Unfortunately Joel and I had to hit the road pretty early this morning, because he's playing a gig at the Country Club tonight. But we agreed we were going to do this again very soon (maybe every weekend. Sorry, Jo, now you'll never get rid of us!). And we realized that since our SOs all get along swimmingly, we have to be super best good friends our whole lives and all grow old together...because we're six.

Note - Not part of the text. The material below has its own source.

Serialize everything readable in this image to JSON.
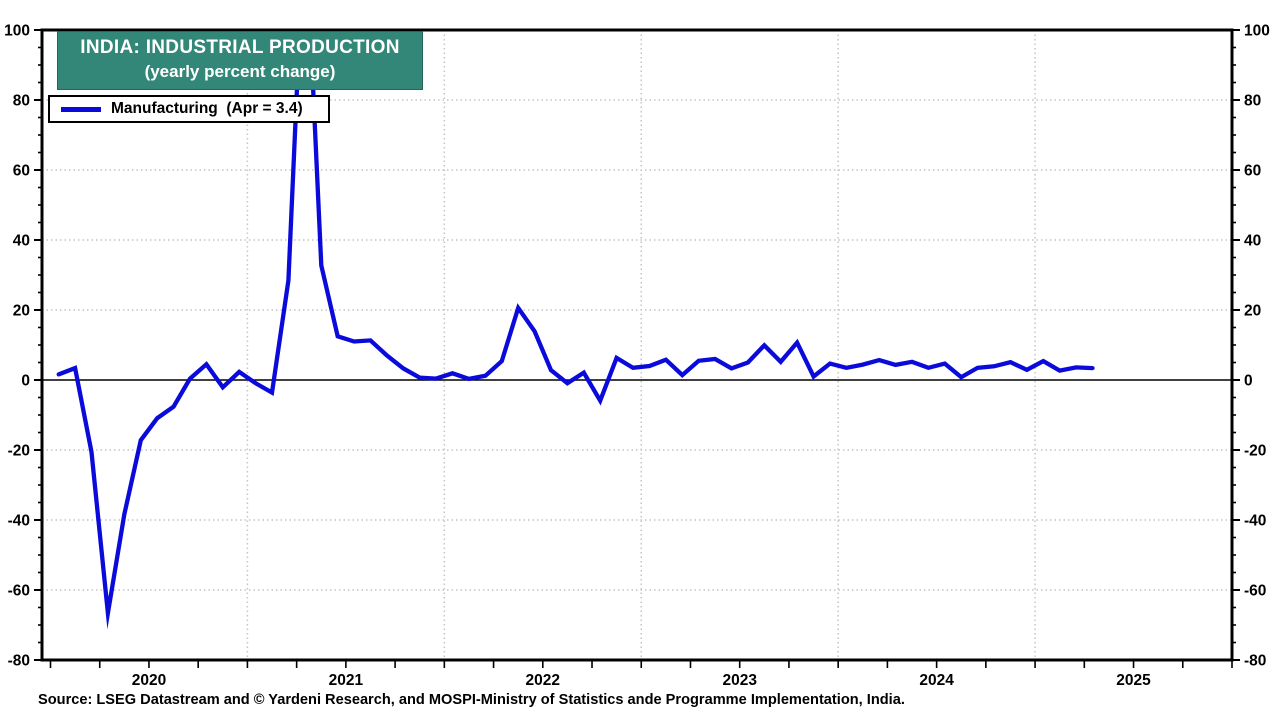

|Me having breakfast on a typical day.|
I am going to the Country Club tonight to see Joel's band play, and in our drunkenness, the girls and I decided they were going to come to Owensboro with their puppies and SOs and go to the party with me and crash at our house. In our soberness, I decided I shouldn't make Joel drive 3 hours home alone, Jo and Goose decided they shouldn't bail on their friends they'd already made plans with, and Dee and Patrick remembered they have one year old with his grandma that might need them. So it's just going to be me going as super-girlfriend/groupie. And apparently the CC has strictly prohibited the band members from bringing any more than one guest. (Side note: I'm sure this has nothing to do with the scenes me and Joel's other twelve guests made on New Year's Eve at the Country Club. That's a whole other hilarious story.) (Other side note: When it comes to me and my friends, there is no better incentive to go than being told it's strictly prohibited. But whatev.) So I'll have to let you know how much I bring the level of class down tonight at the Country Club. I'm starting by wearing the exact same thing I wore last week to the wedding reception we attended at the Country Club. And Joel is wearing his tie. Which still has beer on it from last week. What?
|My Mexican friend, Pablo|
Until then, I'll be procrastinating all the things I have to do, and then I'm meeting Kev, Em, and Pablo for drinks and apps (not like iphone apps, but like what cool waitresses call appetizers) at the Miller House. While I'm there, I'm going to tell Pablo how proud I am that he is finally embracing his heritage and opening a restaurant.